Current law authorizes workers’ compensation insurance policies to be either standard, guaranteed premium policies, or deductible policies and requires insurers to file workers’ compensation insurance policies and endorsements with the WCIRB. The WCIRB is the insurance commissioner’s designated statistical agent for workers’ compensation purposes. There are a range of functions the WCIRB performs on behalf of and with the approval of the commissioner.
Insurers are prohibited from the use of the policy or endorsement until 30 days have passed, or the commissioner has approved the filing. It is unlawful for an insurer to use an ancillary agreement if the commissioner notifies the insurer that the agreement does not comply with the law
AB 1922 was introduced this legislative session to modify this requirement. It attempted to establish exceptions from workers’ compensation insurance policy filing requirements for large employers that purchase high deductible policies. It was supported by the American Insurance Association (AIA), the California Chamber of Commerce, Liberty Mutual Insurance, and the National Association of Mutual Insurance Companies (NAMIC).
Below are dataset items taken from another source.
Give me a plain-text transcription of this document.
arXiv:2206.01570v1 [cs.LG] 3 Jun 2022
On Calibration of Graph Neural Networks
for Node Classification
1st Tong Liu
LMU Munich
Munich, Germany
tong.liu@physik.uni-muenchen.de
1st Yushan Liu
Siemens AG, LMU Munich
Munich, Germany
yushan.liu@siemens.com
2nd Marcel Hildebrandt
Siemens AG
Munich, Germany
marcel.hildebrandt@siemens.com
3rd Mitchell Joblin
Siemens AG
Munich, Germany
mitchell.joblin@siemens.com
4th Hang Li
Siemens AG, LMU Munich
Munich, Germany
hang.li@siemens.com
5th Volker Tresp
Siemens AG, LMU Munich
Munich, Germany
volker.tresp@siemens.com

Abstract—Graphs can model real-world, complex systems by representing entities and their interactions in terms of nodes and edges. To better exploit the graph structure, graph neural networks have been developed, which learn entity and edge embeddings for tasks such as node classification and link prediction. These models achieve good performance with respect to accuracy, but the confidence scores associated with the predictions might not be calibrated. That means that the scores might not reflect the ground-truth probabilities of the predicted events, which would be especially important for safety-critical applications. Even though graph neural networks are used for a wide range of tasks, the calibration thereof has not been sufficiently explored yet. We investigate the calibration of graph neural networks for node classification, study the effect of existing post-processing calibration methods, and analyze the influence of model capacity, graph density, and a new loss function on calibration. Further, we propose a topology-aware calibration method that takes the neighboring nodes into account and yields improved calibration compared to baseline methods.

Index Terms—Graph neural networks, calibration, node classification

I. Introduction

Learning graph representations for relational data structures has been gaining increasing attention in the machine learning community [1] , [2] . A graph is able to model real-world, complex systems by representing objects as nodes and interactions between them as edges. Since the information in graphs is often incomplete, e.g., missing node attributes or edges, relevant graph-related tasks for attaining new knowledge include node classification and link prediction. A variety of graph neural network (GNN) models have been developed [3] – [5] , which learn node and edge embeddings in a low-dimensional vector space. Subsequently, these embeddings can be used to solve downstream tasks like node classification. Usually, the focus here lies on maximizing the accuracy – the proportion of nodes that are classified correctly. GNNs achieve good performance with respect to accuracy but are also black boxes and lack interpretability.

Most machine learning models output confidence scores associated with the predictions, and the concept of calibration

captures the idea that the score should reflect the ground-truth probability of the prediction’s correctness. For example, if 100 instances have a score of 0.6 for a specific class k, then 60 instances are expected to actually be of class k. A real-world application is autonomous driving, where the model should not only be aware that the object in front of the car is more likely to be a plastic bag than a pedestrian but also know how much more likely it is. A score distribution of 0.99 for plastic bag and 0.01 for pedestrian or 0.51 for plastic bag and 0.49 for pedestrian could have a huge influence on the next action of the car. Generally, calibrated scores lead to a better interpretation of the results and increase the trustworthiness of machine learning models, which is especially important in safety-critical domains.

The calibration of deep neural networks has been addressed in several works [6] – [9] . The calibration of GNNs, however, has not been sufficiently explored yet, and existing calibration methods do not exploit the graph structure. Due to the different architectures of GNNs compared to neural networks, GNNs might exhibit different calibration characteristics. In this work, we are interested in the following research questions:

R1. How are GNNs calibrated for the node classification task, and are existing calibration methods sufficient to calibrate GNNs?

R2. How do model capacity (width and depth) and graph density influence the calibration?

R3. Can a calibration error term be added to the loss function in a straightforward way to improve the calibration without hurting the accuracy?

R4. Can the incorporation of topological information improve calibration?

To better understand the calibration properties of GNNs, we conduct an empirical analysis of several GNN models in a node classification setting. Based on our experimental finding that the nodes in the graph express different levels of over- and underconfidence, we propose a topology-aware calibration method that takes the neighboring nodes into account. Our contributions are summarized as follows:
It was opposed by the California Department of Insurance. It however was approved by both houses of the legislature and sent to Governor Brown for signature. He vetoed the law.
In his veto message he said “I am supportive of efforts to increase the ability of insurance carriers to efficiently conduct their business. This bill, however, reverses Department of Insurance regulations that have been in effect less than six months. These regulations are designed to promote consumer protection and transparency. Let’s allow time for them to work.”
And the Insurance Commissioner was appreciative of his Veto. “I thank Governor Brown for his thoughtful and reasoned veto of AB 1922,” Commissioner Jones said. “I opposed the bill, because it would have created a loophole enabling workers’ compensation insurers to limit or avoid prior review of terms and conditions imposed on businesses. AB 1922 undercut the Department of Insurance’s ability to protect businesses from becoming victimized by some workers’ compensation insurer contracts and it would have resulted in more litigation between businesses and insurers. The bill was bad for employers of all sizes.”
Recent cases highlighted problems when CDI lacks oversight.
Last month, after the department served on them an order to show cause why the insurers should not be barred from selling the policies, two Berkshire Hathaway companies agreed to stop selling certain workers’ compensation policies with provisions not filed with CDI. The policies had serious and unexpected negative consequences for many California employers, including cancellation penalties of $1 million, non-renewal penalties, provisions shifting most if not all of the risk back to the employer, and provisions requiring any disputes with the insurer to be resolved in the British Virgin Islands under Nebraska law. These unfiled policies were successfully challenged by Shasta Linen, a small business in Sacramento.”
A range of business groups joined the Insurance Commissioner in opposing the bill, including the California Hispanic Chambers of Commerce, the California Small Business Association, the Asian Business Association, and the Sacramento Rainbow Chamber of Commerce.